How to Lease to International Renters
Miami is a melting pot of cultures and ethnicities, and with this diversity means you’ll also come across foreign renters. South Americans and Europeans buyers are scooping up condos in the Miami area, but foreign renters are also plentiful. International tenants are a great opportunity for business, but know what to look for and how to lease to foreign nationals so you can be safe.
It’s important to screen all your tenants in the application process to protect yourself and your business. International tenants don’t have the usual social security numbers or proof of a good credit background in America – so how do you complete a thorough background check and get the information you need?
You don’t have to rent to them.
If a tenant doesn’t have a social security card or can’t provide proof of their immigration status, you aren’t violating fair housing laws by turning them away.
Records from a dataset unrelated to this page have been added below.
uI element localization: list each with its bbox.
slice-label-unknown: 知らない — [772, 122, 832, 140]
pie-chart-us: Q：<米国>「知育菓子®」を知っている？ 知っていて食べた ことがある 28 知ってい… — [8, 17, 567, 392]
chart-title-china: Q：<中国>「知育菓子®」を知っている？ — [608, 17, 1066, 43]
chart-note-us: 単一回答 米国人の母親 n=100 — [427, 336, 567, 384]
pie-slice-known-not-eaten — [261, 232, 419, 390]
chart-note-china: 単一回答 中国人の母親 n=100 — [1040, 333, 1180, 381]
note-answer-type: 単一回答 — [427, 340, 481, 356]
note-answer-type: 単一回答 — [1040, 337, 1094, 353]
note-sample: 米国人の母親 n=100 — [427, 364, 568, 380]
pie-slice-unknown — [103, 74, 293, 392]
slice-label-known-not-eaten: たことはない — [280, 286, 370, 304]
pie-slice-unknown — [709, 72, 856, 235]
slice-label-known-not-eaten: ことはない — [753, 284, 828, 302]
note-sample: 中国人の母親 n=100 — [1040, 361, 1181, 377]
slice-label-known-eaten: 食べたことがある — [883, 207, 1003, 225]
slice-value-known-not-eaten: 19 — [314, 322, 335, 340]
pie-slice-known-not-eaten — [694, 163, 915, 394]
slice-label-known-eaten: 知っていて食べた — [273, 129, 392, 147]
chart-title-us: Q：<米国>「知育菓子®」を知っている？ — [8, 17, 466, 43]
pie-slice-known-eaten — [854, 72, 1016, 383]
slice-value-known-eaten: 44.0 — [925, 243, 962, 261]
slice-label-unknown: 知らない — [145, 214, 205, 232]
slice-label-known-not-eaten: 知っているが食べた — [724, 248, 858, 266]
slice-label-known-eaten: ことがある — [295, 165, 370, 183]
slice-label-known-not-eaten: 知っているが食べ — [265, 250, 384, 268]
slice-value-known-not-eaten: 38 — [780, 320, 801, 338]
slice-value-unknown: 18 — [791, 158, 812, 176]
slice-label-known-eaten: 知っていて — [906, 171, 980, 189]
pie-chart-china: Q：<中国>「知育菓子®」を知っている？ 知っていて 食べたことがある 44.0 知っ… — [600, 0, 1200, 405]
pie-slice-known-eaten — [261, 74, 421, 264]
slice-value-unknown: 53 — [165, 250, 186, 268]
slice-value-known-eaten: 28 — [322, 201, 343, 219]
However, this doesn’t mean foreign applicants can’t be good tenants.
Ask for their passport or naturalization papers.
Check for proof of the renter’s identity and confirm if they’re eligible to work in the U.S. under federal immigration laws.
Contact their employer and co-sign.
See if you can sign the lease through the employer or use them as a co-signer for the tenant. This will put someone responsible the renter returns to their country and you lose contact.
Check for a criminal background.
Take down their complete name, birthdate, address, passport, country of citizenship, drivers license, telephone, and visa number. Use this information to do some researching of your own on the web or to verify their immigrant status.
Complete international credit verifications and background checks.
There are many resident screening services that have the capability to process foreign applicants. If you come across foreign applicants often and seriously consider them for your units, the peace of mind is worth the investment. Call your service, or look into one, that completes background checks and ask if and how they process foreigners.
Watch out for signs of a scam.
If the tenant asks to wire money, offers to pay a large sum of rent in advance, or asks you to send money back to them, these are instant red flags.